I just slammed the door in someone’s face. The same door that’s a few inches from the sign pictured here.

I’m not normally that rude to people, but in this case enough is enough. About three times a week, a different person comes to the door asking if I want solar panels on my house. The first time they came, I politely listened to what they had to say, agreed it’s an interesting thought, and said I’d investigate it on my own time. The second time they came, I cut them off before they got started, and told them somebody just came by two days ago. The third time they came by, I cut them off and said, “tell whoever is sending you people here, to stop.” The story I was told is that they’re all coming from different companies, and every person I encounter has no relationship to the next. It’s like a beacon went off somewhere, signaling all solar companies that I would like someone to visit my house and talk to me about installing solar—I don’t.

Well, this message isn’t being received. I’ve been dealing with this for weeks now. Tonight, this is how the exchange went.
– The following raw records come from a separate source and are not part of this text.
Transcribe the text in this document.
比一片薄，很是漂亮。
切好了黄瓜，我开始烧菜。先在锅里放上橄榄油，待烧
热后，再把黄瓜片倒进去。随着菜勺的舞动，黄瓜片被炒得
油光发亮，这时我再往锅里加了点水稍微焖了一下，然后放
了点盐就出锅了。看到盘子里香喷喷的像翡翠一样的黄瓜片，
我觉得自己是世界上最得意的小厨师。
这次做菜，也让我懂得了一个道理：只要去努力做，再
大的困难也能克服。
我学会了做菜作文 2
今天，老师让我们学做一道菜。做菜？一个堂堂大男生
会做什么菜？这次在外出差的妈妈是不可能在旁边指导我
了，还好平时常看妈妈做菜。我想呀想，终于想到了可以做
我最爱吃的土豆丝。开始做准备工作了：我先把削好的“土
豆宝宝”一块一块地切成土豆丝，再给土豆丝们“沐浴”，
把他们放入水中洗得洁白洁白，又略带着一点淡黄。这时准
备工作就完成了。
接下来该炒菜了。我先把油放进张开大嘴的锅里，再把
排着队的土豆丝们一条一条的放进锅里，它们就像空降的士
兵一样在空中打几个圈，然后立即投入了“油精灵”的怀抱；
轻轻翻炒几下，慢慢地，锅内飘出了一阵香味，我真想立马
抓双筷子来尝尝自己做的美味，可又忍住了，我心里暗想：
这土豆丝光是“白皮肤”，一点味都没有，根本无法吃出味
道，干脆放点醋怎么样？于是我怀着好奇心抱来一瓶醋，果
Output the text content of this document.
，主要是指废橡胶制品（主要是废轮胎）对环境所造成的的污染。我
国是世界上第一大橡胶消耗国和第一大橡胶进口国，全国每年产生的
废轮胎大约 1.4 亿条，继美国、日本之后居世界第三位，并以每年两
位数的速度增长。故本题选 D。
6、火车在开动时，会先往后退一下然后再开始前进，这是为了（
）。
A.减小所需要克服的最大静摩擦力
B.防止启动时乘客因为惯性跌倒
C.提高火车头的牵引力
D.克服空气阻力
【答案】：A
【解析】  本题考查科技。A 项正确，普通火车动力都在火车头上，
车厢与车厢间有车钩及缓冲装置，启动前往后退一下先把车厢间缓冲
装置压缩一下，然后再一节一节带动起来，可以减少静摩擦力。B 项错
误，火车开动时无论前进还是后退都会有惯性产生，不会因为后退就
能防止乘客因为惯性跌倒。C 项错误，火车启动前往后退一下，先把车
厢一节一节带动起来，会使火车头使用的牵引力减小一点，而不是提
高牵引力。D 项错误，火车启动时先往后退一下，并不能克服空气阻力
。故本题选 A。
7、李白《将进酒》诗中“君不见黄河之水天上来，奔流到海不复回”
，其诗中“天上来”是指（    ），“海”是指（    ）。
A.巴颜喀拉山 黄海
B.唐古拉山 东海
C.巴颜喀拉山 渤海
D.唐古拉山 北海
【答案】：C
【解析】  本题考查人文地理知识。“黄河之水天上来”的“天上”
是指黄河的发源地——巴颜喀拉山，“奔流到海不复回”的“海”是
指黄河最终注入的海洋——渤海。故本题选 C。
Shortly after I sat down to eat dinner:

(Knock, Knock)

Me: What?

Irritant: Hi, I’m Mr. Jackass from Jackass Solar?

Me: No soliciting, man.


You have to be perceptive of your customers’ needs. There is a sign right outside my door that says, “No Soliciting.” This means—no soliciting! I don’t do this to be mean or rude, but I’m doing both me and the door-to-door salespeople a favor. I can assure you, I’m not going to buy something from someone that comes to my door—I just won’t do it. If I decide to get solar, I’ll do the research myself on the Internet, then I’ll talk to some people I know that have had solar installed, and I’ll get a referral. This is why I have the sign outside; I’m saving us both the time.

How often do you keep badgering your customers with what you feel they need? Kodak was very late in the adoption of digital photography because they were too focused on what they thought was right. After breathing their own exhaust for too long, they finally filed for bankruptcy earlier this year. Their future is very questionable at this point.

Value is in eye of the beholder. Your passion about an idea doesn’t mean anything until you’ve convinced your clients to be passionate about it. Maybe solar is a good thing for me, and I’m sure whoever just left my door is passionate about the benefits of solar, but if you think I’m just going to open my door and sign a contract with you to install solar panels on my house—you just don’t know me very well.

And that’s the whole point of this story.